携帯翻訳機の「ポケトーク」事業を2月に新会社として分社した。ポケトークは海外で急成長しており、機能拡充も視野に入れる。今後の成長の種は?そして語学学習の未来像とは?

(聞き手は 本誌編集長 磯貝 高行)

(写真=的野 弘路)
(写真=的野 弘路)
PROFILE

松田憲幸[まつだ・のりゆき] 氏
1965年兵庫県生まれ。89年大阪府立大学(現・大阪公立大学)工学部卒、日本アイ・ビー・エム入社。96年ソースネクスト設立。2006年に東証マザーズ、08年東証1部に上場。21年から現職。

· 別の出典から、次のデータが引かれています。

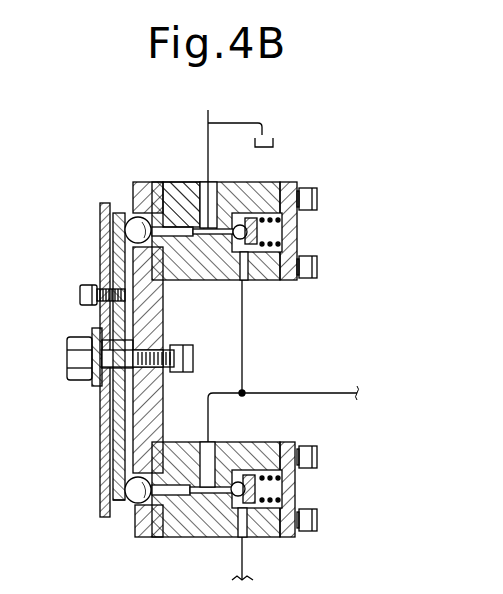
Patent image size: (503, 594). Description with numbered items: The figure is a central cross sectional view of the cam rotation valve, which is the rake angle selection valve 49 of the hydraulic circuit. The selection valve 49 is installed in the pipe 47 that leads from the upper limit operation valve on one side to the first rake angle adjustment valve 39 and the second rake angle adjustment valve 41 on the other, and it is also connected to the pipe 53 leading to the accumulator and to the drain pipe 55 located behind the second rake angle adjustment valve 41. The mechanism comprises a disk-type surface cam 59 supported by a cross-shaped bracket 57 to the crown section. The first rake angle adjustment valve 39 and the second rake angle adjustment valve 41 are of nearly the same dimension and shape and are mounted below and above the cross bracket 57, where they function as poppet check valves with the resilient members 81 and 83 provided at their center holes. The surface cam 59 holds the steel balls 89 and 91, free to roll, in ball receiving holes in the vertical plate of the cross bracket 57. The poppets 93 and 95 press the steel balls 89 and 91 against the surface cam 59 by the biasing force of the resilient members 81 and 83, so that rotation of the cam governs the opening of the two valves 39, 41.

The first rake angle adjustment valve 39 is at (306, 490).
The second rake angle adjustment valve 41 is at (306, 242).
The pipe 47 is at (287, 383).
The rake angle selection valve 49 is at (85, 270).
The pipe 53 is at (243, 562).
The drain pipe 55 is at (232, 156).
The cross-shaped bracket 57 is at (150, 302).
The disk-type surface cam 59 is at (120, 446).
The resilient member 81 is at (288, 497).
The resilient member 83 is at (278, 182).
The steel ball 89 is at (132, 497).
The steel ball 91 is at (142, 222).
The poppet 93 is at (218, 497).
The poppet 95 is at (192, 212).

22年に携帯翻訳機事業を分社し、新会社ポケトーク(東京・港)の社長兼CEO(最高経営責任者)に。一番影響を受けた経営者は、8月に逝去した京セラ創業者・稲盛和夫氏。同氏主宰の盛和塾に通い、ソースネクストの経営が苦しかった時には「稲盛氏の肉声CDを何度も聞いた」。

ポケトークは新型コロナウイルス禍による海外旅行離れの影響を受けました。今、売れ行きはいかがですか。

 やはり日本は厳しいです。ただ、米国での売上高は2022年4~6月期に前年同期比2.3倍と伸びています。学校や病院、物流業などで需要があります。米国に住む人の20%は英語が問題なく使えるとは言えず、言葉の壁が存在しています。旅行とは関係ない需要がある点が大きいです。

累計販売台数は。

 日本が90万台近く、米国は10万台ほどです。直近だと米国と日本の販売台数はほぼ変わりません。コロナ前は年間約90億円あった売上高が7~8割減りました。日本は落ち込みが大きく、米国が補っていると言えるかもしれません。

スマートフォン向けアプリなどの新商品を出されていますね。

 アプリは日本を皮切りに、9月5日にはアジアや米国でもリリースしました。端末の場合、国ごとに一つひとつ技適(技術基準適合証明)的な認証を取らないといけません。アプリだと展開しやすく、アジアでは結構拡大が見込めると思います。